Но что касается до разумения сих языков, то я не совсем оного лишился: я умел ими читать и писать и разумел много из читаемого, и мое несчастие было, что я не имел никаких у себя немецких и французских такого рода книг, которые я мог бы читать с любопытством: например, исторических или романов. Через сие чтение мог бы я не только оба сии языка не позабыть, но привесть их еще в лучшее совершенство, ибо известно, что ни чрез что не можно им так научиться, как чрез любопытное чтение. Но тогда таковых книг и в России у нас было мало, а мне и подавно взять было негде: вся моя иностранная библиотека состояла только в нескольких учебных книгах, а именно — в двух лексиконах, двух грамматиках и немецкой географии; а все сии удобны ли к такому чтению и не скорее ли наскучить, нежели заохотить могут?
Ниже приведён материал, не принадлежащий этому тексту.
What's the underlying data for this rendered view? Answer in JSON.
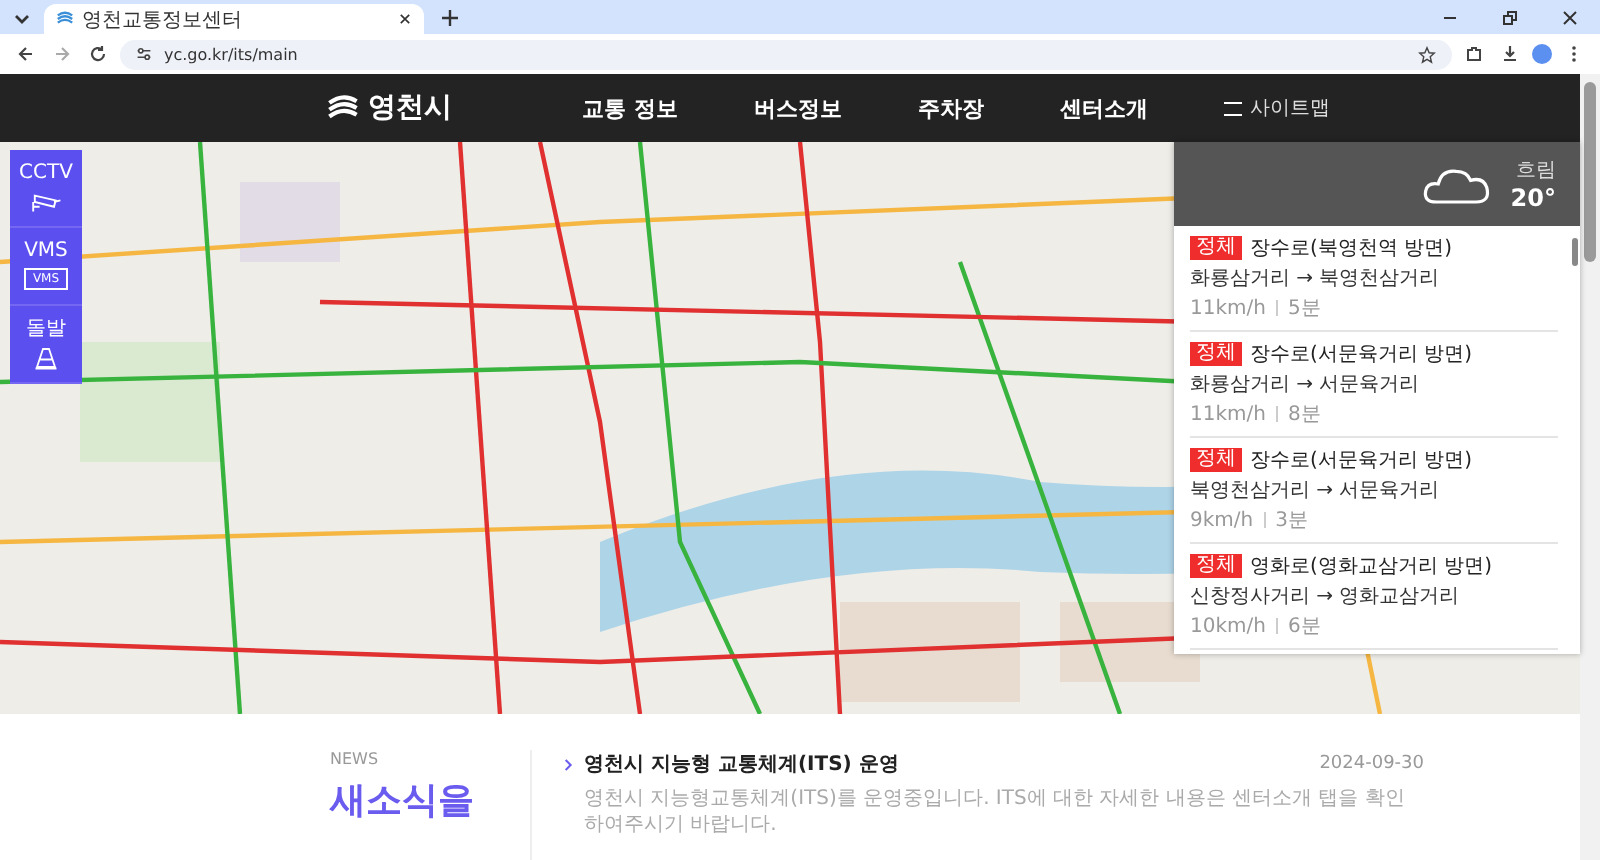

А точно так случилось и со мною: я хоть кой-когда и бирал их в руки, но другие и любопытнейшие упражнения вырывали у меня оные опять из рук и заставливали лежать их с покоем.
Таким образом, забвение сих языков меня очень озабочивало. Я встрянулся, но уже поздно, что это дурно, ибо не сомневался, что по приезде к полку велено будет меня экзаменовать, ибо я с тем условием и отпущен был, чтобы сии языки и геометрию и фортификацию выучить. Что касается до сих последних наук, то в рассуждении сих надеялся я на себя и не боялся экзамена, но языки меня крайне смущали.
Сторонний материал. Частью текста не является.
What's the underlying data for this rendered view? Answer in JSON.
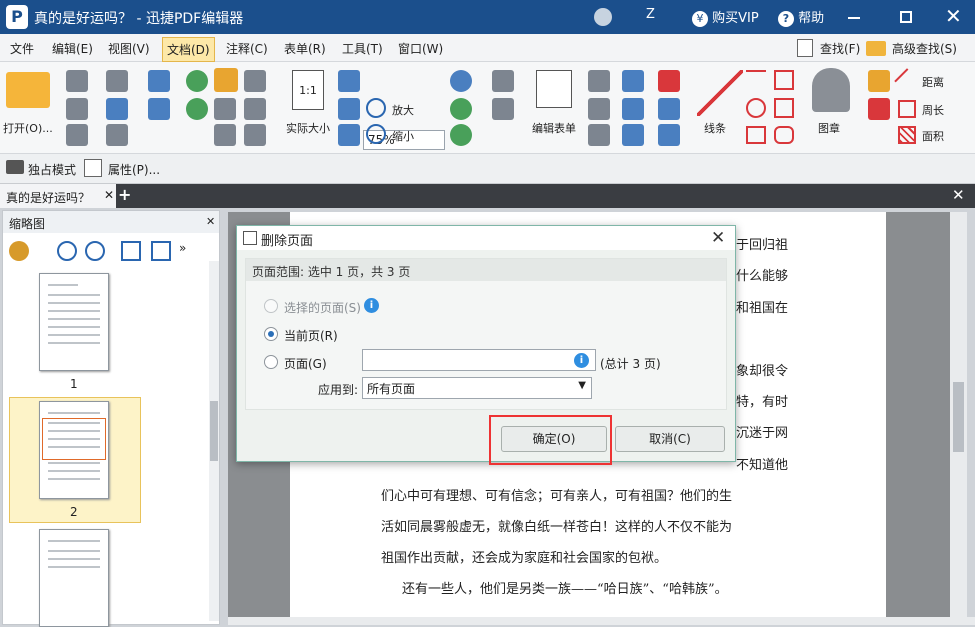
{
  "window": {
    "title": "真的是好运吗？ - 迅捷PDF编辑器",
    "user": "Z",
    "buy_vip": "购买VIP",
    "help": "帮助"
  },
  "menu": {
    "items": [
      "文件",
      "编辑(E)",
      "视图(V)",
      "文档(D)",
      "注释(C)",
      "表单(R)",
      "工具(T)",
      "窗口(W)"
    ],
    "find": "查找(F)",
    "advanced_find": "高级查找(S)"
  },
  "toolbar": {
    "open": "打开(O)...",
    "actual_size": "实际大小",
    "zoom": "75%",
    "zoom_in": "放大",
    "zoom_out": "缩小",
    "edit_form": "编辑表单",
    "line": "线条",
    "stamp": "图章",
    "distance": "距离",
    "perimeter": "周长",
    "area": "面积",
    "exclusive_mode": "独占模式",
    "properties": "属性(P)..."
  },
  "tabs": {
    "doc_tab": "真的是好运吗？"
  },
  "thumbnails": {
    "title": "缩略图",
    "pages": [
      "1",
      "2"
    ]
  },
  "document": {
    "lines": [
      "于回归祖",
      "什么能够",
      "和祖国在",
      "象却很令",
      "特，有时",
      "沉迷于网",
      "不知道他",
      "们心中可有理想、可有信念；可有亲人，可有祖国？他们的生",
      "活如同晨雾般虚无，就像白纸一样苍白！这样的人不仅不能为",
      "祖国作出贡献，还会成为家庭和社会国家的包袱。",
      "还有一些人，他们是另类一族——“哈日族”、“哈韩族”。"
    ]
  },
  "dialog": {
    "title": "删除页面",
    "range_header": "页面范围: 选中 1 页，共 3 页",
    "option_selected": "选择的页面(S)",
    "option_current": "当前页(R)",
    "option_pages": "页面(G)",
    "total": "(总计 3 页)",
    "apply_to_label": "应用到:",
    "apply_to_value": "所有页面",
    "ok": "确定(O)",
    "cancel": "取消(C)",
    "pages_input_value": ""
  },
  "colors": {
    "titlebar": "#1b4f8c",
    "highlight": "#ee3333"
  }
}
Во время самого сего настроения случилось мне однажды быть в гостях у праздника у одной своей родственницы, вышеупомянутой старушки госпожи Темирязевой. Тут нашел я приехавшего также в гости одного старичка, знающего немецкий язык и некоторые другие науки. Какой собственно он был человек, того не могу теперь сказать; по прошествии многих с того времени лет позабыл я сие совершенно, а только то отчасти помню, что он рассказывал о себе, якобы он был дворянской породы, находился множество лет где-то в полону и, возвратясь оттуда и не имея нигде пристанища, проживал в дворянских домах и учивал детей их наукам. Старичок сей показался мне очень разумен, а что всегда для меня было приятнее — был великий читатель книг. Он разговаривал со мною о книгах и других разных вещах, рекомендовал мне в особливости одну вновь вышедшую книгу «Аргениду». Сию книгу превозносил он бесчисленными похвалами и говорил, что в ней все можно найти — и политику, и нравоучение, и приятность, и все, и все. [113] Потом говорили мы с ним и по-немецки. Забвение мое сего языка оказалось при сем случае наияснейшим образом. Сродники мои, приметив сие, советовали мне взять сего старичка к себе и постараться хотя в малое достальное время, которое мне дома жить еще осталось, под смотрением его потвердить иностранные языки. Предложением сим я очень был доволен, а по счастию и старичок не имел тогда нигде места и охотно на то склонялся. Итак, согласились мы в том, и он обещал чрез несколько дней приттить ко мне жить, что и действительно исполнил.
113
"Аргенида" — «Argenis» — повесть Иоанна Барклея, перевод с латинского, с примечаниями В. К. Тредиаковского, выдающегося ученого и поэта XVIII века.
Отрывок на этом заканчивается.